One prominent line of questioning was about 25-year-old superstar Luka Doncic’s bumpy experience in his first NBA Finals and how he might benefit from it later in his career.
The implication of the questions, as well as the answers, was that this would be the first of multiple appearances for Doncic on the basketball world’s biggest stage. And that he’ll be better prepared when he returns — probably, preferably in a Mavericks uniform.
“I’ve got a lot of things to learn”, Doncic said. “This is my first NBA Finals, so I’m going to learn from it, for sure.”
Then Doncic caught himself, realizing that his comments might be interpreted as a concession before the series was over, no matter how long the odds were of the Mavs becoming the first team in NBA history to overcome a 3-0 series deficit.
“But we’re not in the offseason yet”, Doncic said. “They’ve still got to win one more game.”
Doncic and the Mavs put up a fight — Dallas blew out the Boston Celtics on Friday to avoid the sweep — but that one more game has been won for the Celtics, who claimed the franchise’s NBA-record 18th title in the second Finals appearance for their twentysomething star duo of Jayson Tatum and Jaylen Brown.

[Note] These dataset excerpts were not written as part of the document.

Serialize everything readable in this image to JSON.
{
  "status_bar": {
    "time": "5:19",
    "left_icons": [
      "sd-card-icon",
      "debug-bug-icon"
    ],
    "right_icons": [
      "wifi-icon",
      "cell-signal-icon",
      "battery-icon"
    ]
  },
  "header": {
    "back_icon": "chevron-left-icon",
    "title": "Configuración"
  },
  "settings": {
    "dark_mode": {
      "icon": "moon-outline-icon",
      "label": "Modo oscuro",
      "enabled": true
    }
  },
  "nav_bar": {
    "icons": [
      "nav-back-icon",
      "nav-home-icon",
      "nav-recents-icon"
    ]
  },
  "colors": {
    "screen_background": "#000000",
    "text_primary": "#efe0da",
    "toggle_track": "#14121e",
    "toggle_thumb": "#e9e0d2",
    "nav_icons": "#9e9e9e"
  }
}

It won’t be easy for Doncic, Kyrie Irving and the Mavs to make it back to the Finals — not in a Western Conference loaded with fierce competition, headlined by Nikola Jokic’s Denver Nuggets, Shai Gilgeous-Alexander’s Oklahoma City Thunder and Anthony Edwards’ Minnesota Timberwolves — but that’s the expectation for a franchise that features a perennial MVP candidate who is still approaching his prime.

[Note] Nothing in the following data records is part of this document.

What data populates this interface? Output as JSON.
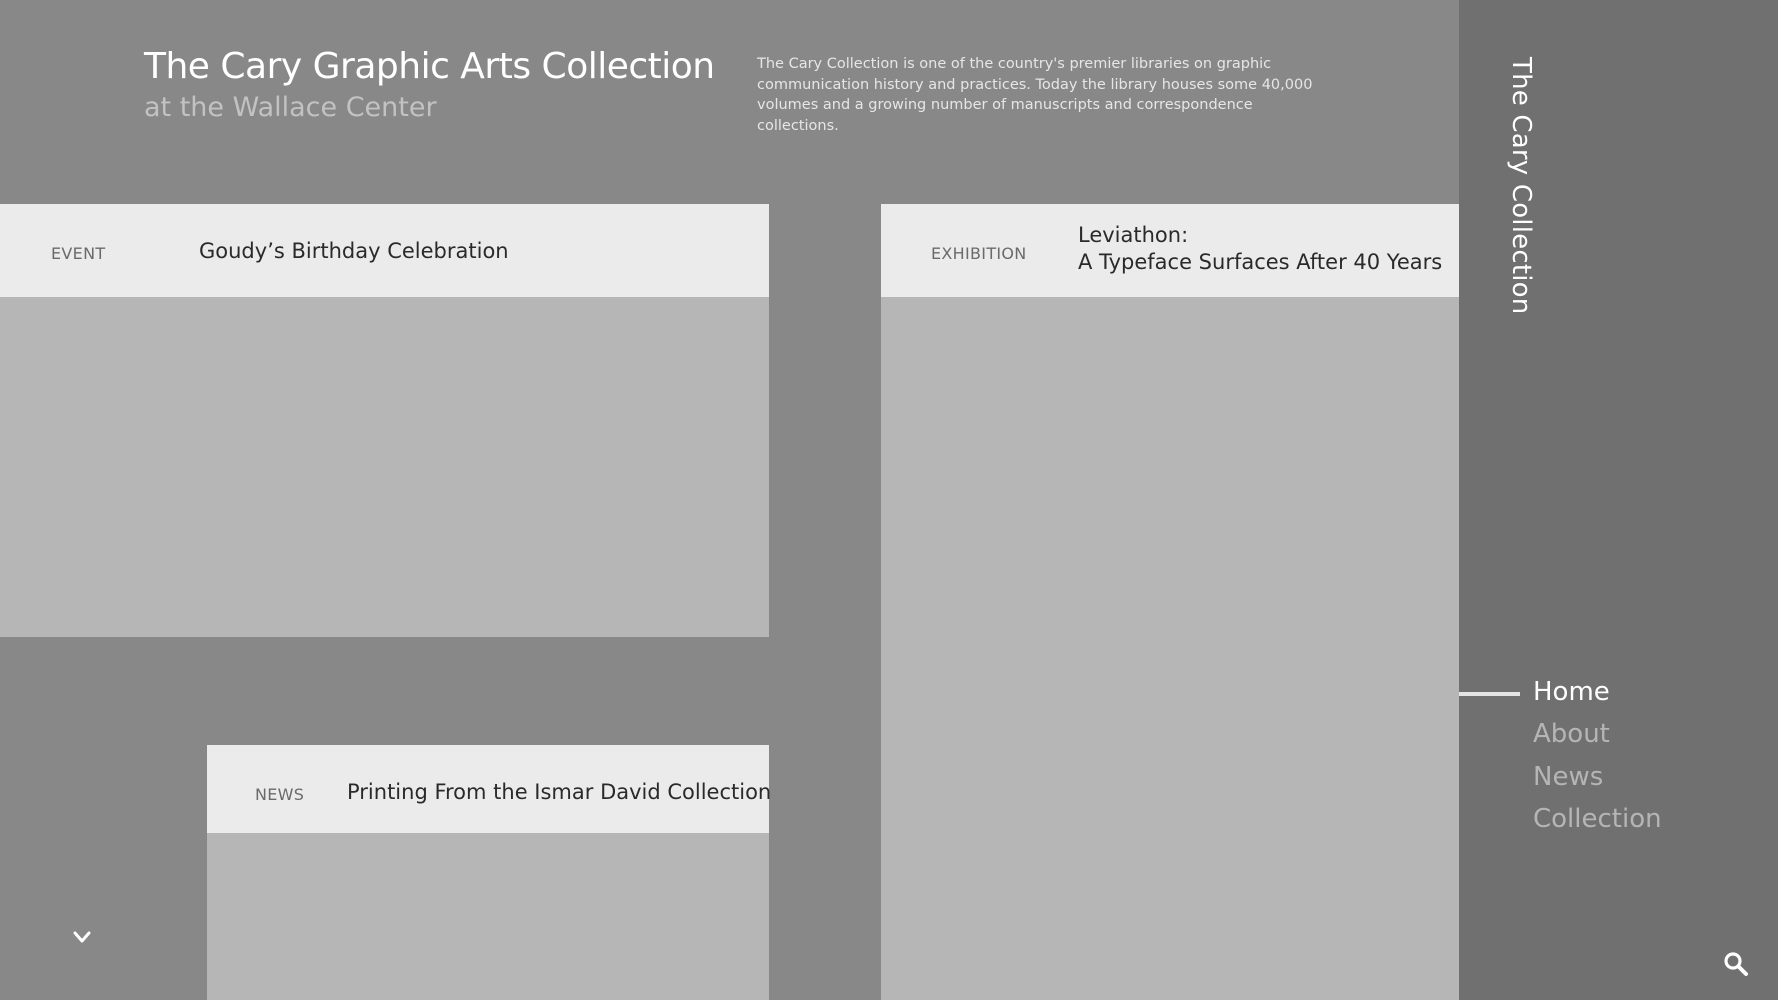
{
  "header": {
    "title": "The Cary Graphic Arts Collection",
    "subtitle": "at the Wallace Center",
    "description": "The Cary Collection is one of the country's premier libraries on graphic communication history and practices. Today the library houses some 40,000 volumes and a growing number of manuscripts and correspondence collections."
  },
  "cards": {
    "event": {
      "label": "EVENT",
      "title": "Goudy’s Birthday Celebration"
    },
    "exhibition": {
      "label": "EXHIBITION",
      "title_line1": "Leviathon:",
      "title_line2": "A Typeface Surfaces After 40 Years"
    },
    "news": {
      "label": "NEWS",
      "title": "Printing From the Ismar David Collection"
    }
  },
  "sidebar": {
    "brand": "The Cary Collection",
    "nav": [
      {
        "label": "Home",
        "active": true
      },
      {
        "label": "About",
        "active": false
      },
      {
        "label": "News",
        "active": false
      },
      {
        "label": "Collection",
        "active": false
      }
    ]
  },
  "icons": {
    "scroll": "chevron-down-icon",
    "search": "search-icon"
  },
  "colors": {
    "main_bg": "#888888",
    "sidebar_bg": "#707070",
    "card_header_bg": "#ebebeb",
    "card_image_bg": "#b6b6b6",
    "nav_inactive": "#b5b5b5",
    "nav_active": "#ffffff"
  }
}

“When you have one of the best players in the world”, Mavs coach Jason Kidd said on Monday night, “you should always be fighting for a championship.”
That’s the sort of pressure that Mavs general manager Nico Harrison assumed when he left Nike to come to Dallas alongside Kidd in 2021. It’s the intense sense of urgency that Harrison operated under while reconstructing the supporting cast around Doncic and Irving over the past year, giving the stars a chance to bounce back from last season’s embarrassing lottery finish to lead the Mavs to the franchise’s third Finals.
Dallas didn’t sustain the success after its previous two trips. After losing in 2006, the Mavs made it back five years and one head coach later, but Dirk Nowitzki and Jason Terry were the only players on both rosters.